In general terms, a settlement date is defined by Business Dictionary as the date by which a sale is "consummated". A seller must deliver the goods or service and a buyer must deliver payment for what is purchased. In investing, settlement dates are often associated with stocks, but they are also common to bond markets and other financial investment markets. The settlement date on a stock trade is typically three days after the trade date. In bonds, the settlement date is one day after the trade date. According to The Motley Fool's "Trade Dates vs. Settlement Dates" article from February 2005, "The settlement date is just the date when the cash or securities from the transaction are plunked into your account."

Why the Difference?

Since much of what individual investors experience with the stock market goes on behind-the-scenes, many do not understand the importance of the three-day wait for settlement on stock trades.
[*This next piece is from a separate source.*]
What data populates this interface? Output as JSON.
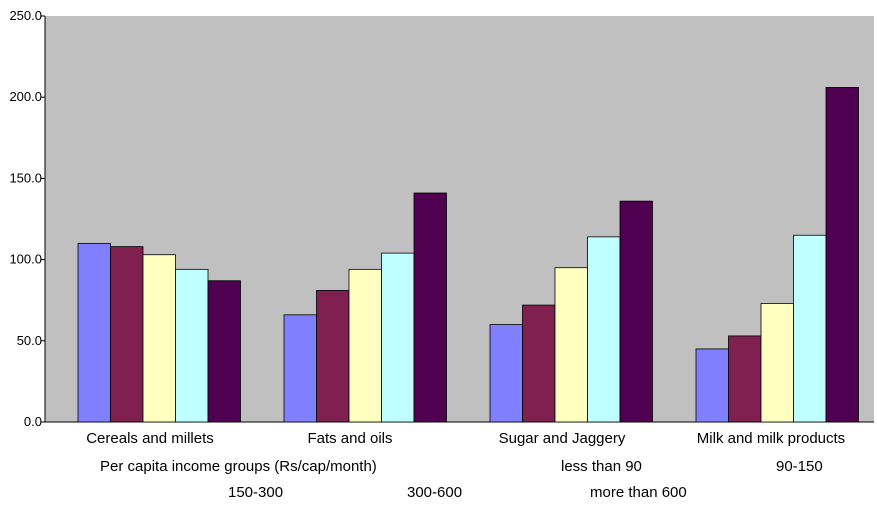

While investors often trade electronically, physical processing of trades involving exchanges between brokers of securities and funds takes time. Technically, when you execute a trade for sale of shares you own, you have completed the sale. However, physical funds are not in your account and available for withdrawal until three days later. This is similar to selling physical property. If you sell a home, you have legally sold the property at the signing of the sales contract by both parties (excluding contingencies). However, you do not receive funds from the sale until the closing date.

Free Rides

Individual investors are typically only impacted by settlement dates when waiting to withdraw funds or attempting to make a new trade with unsettled funds. With a cash account, you are required by the U.S. Securities and Exchange Commission to pay for a particular security before you can sell it. Failing to do so is called "freeriding," which is prohibited under the SEC's Regulation T. Your broker must suspend your non-cash trades for 90 days if this happens. As an example, if you sell 100 shares of a stock on Monday, April 4 at £3 per share, you are due £325 on the settlement date of Thursday, April 7. You can purchase new shares with the unsettled funds, but you must hold the new stock until the original sale settles on April 7. This is a risk if you buy a stock that tanks and cannot sell for a couple days.